In fact, banks have no liquidity shortage when it comes to lei, but rather they no longer trust private borrowers, and the real liquidity shortage is for foreign currencies.
The safety of money lent out has become more important than interest, so that banks, worried by the high level of arrears and the market risk, prefer to lend money to the state.
Many people claim that lately, banks have limited their lending to buying government bonds from the Ministry of Finance. The state has become their favorite customer, to the detriment of private business, in the race for raising funds.

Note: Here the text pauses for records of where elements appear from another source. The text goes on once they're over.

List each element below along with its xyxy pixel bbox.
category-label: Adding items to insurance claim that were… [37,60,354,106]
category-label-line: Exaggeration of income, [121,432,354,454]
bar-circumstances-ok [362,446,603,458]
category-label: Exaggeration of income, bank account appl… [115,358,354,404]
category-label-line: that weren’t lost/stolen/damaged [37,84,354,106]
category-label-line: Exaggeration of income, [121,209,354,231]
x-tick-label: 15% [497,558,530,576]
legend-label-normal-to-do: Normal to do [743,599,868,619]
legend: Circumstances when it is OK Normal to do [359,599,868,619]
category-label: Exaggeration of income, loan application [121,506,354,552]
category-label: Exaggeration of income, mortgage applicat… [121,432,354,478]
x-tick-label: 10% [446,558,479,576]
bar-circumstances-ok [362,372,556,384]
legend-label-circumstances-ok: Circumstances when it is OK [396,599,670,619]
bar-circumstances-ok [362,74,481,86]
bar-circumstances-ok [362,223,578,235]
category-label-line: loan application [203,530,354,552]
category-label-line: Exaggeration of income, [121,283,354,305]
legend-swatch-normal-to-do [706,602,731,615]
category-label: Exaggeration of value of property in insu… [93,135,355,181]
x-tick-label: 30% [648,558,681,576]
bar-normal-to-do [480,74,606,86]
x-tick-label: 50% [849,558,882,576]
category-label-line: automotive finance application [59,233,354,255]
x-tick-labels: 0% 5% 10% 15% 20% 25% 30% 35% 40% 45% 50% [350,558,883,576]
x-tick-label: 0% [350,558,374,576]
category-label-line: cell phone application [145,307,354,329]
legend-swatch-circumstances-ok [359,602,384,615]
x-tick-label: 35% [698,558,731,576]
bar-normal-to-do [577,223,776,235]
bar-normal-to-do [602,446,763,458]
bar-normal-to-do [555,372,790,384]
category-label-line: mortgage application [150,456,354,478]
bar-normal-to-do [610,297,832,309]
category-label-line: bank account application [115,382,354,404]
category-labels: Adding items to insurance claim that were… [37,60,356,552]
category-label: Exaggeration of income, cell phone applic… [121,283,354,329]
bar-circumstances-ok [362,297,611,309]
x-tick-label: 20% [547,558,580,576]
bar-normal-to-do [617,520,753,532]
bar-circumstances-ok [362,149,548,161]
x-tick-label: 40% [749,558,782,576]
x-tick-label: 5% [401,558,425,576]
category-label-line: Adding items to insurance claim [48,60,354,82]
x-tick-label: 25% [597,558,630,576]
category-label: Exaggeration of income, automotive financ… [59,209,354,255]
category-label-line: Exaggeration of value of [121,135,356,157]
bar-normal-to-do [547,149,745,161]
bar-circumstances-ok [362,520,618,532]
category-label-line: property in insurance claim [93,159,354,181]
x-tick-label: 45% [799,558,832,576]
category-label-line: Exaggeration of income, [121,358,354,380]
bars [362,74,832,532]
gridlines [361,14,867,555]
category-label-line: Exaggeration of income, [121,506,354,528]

The Ministry of Finance sees things differently: banks are extremely concerned about the future of private companies and don"t want to take any chances. They would rather lend money to the state at an interest rate of around 11.5% - 11.75%, rather than lend to private companies at over 20%. The banks would like to lend money to consumers and companies, but they doubt the ability of both to weather the crisis. The banks are concerned that companies asking for loans now may not be able to survive the crisis for another six months.
On the other hand, the Ministry of Finance, has outstanding debts to the private sector, and is therefore forced to resort to banks.
• State bonds improve banks" solvency
Ionuţ Dumitru, chief-economist of Raiffeisen Bank, explained that there are three reasons why banks favor government bonds. First of all because they are safer, and second of all because they allow banks to access to the lombard loan facility provided by the Central Bank.
The third reason, and the most important one, is that for a bank, having government bonds in its portfolio improves its solvency rate, because these financial assets are weighted with a risk ratio of 0%.
The European Solvency Ratio (ESR) is the best known index which measures bank prudence and has the main purpose of guaranteeing the ability of banking institutions to handle a situation where its debtors enter bankruptcy and to eliminate competitive discrepancies between the various national banking systems.